Petsmart Lawsuit Alleges Transplant Patient's Death Caused by Sick HamsterApr 11, 2008 | Parker Waichman LLP
In court papers, Magee charged that in March 2005, a Warwick, Rhode Island Petsmart sold a hamster infected with lymphocytic choriomeningitis virus, or LCMV, to a woman not named in the suit. The unnamed woman later died of a stroke and her liver was transplanted into Thomas Magee in April 2005. One month following transplantation, Thomas Magee died of LCMV. The suit states two other people who received transplants with organs from the unnamed woman died and a third became seriously ill. The suit also notes that medical authorities confirmed the hamster in question to be infected with LCMV.
LCM, is a rodent-borne viral infectious disease found in the saliva, urine, and feces of infected mice who carry and shed LCMV for the duration of their lives without showing any sign of illness. While hamsters, are not the natural carriers of the disease, they can become infected from wild mice at the breeder, pet store, or home environment. While humans are more likely to contract LCMV from house mice, infections from pet rodents have been reported. Person-to-person transmission is rare outside of transmission from an infected mother to fetus; however, recent investigations confirm organ transplantation as a means of transmission.
LCMV Can Be Fatal For Those Whose Immune System Has Been Compromised.
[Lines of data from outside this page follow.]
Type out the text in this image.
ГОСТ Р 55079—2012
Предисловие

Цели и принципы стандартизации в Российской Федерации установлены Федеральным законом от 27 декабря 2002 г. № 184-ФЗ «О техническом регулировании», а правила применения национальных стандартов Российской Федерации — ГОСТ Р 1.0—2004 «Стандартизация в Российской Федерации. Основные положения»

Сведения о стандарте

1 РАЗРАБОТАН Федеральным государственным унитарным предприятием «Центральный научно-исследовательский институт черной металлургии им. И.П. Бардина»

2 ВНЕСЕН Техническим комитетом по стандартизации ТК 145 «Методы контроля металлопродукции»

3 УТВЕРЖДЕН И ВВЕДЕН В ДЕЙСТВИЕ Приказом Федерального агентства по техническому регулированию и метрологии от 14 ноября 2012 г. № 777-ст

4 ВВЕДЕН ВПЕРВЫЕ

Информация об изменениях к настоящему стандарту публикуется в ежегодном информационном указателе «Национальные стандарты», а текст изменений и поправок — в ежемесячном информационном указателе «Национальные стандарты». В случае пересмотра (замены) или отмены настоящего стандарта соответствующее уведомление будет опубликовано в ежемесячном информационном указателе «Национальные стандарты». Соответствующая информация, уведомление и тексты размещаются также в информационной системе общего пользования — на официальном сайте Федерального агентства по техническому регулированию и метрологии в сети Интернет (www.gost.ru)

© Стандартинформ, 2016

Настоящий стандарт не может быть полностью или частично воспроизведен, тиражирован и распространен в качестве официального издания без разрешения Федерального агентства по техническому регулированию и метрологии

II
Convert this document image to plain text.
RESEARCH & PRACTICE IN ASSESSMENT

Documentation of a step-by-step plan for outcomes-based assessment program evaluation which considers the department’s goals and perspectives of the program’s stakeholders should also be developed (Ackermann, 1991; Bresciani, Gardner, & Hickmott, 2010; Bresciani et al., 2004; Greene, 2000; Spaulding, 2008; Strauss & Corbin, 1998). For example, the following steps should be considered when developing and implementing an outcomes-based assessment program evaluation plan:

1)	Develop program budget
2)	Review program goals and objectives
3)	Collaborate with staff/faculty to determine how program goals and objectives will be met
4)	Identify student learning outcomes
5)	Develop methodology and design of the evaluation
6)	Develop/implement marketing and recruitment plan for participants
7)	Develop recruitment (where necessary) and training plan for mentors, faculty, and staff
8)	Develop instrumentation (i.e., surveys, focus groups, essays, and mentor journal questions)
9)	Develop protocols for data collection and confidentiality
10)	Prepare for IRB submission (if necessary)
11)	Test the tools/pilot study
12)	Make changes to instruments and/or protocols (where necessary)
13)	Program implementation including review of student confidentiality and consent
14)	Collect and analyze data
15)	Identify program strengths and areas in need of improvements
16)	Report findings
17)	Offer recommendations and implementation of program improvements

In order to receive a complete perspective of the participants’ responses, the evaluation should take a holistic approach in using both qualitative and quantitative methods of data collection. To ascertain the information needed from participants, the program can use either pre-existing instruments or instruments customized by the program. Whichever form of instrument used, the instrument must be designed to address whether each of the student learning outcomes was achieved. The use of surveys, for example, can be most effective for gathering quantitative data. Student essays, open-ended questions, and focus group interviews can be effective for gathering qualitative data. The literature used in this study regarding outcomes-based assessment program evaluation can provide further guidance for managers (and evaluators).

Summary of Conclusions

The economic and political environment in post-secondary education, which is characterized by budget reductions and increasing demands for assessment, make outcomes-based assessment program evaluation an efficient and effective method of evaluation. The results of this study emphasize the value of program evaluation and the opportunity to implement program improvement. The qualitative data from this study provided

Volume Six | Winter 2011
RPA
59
LCMV normally has little effect on healthy people but can be fatal for those whose immune system has been compromised, such as organ transplant recipients. For those, symptoms appear one-to-two weeks following exposure with the first phase lasting a week and consisting of fever, malaise, lack of appetite, muscle aches, headache, nausea, and vomiting. Other symptoms that appear less frequently include sore throat, cough, joint pain, chest pain, testicular pain, and parotid (salivary gland) pain. After a few days of recovery, the second phase occurs which consists of meningitis symptoms—fever, headache, and a stiff neck—or encephalitis symptoms—drowsiness, confusion, sensory disturbances, and/or motor abnormalities, such as paralysis. LCMV can cause acute hydrocephalus, which is increased fluid on the brain and usually requires surgical shunting. In rare instances, infection results in myelitis—spinal cord inflammation—with muscle weakness, paralysis, or changes in body sensation. There has been some link
between the virus and myocarditis—heart muscle inflammation.
Recently, a 15-year-old boy’s parents donated their son’s organs following his death from bacterial meningitis. His organs were deemed healthy for transplantation, but instead of having died from bacterial meningitis, the family learned the boy died of a rare lymphoma, a diagnosis in which his organs would not have been transplanted. Two patients who received the boy’s organs died of the same rare lymphoma and two other’s are undergoing chemotherapy. In those cases when lymphoma-diseased organs have been transmitted, the results have been devastating.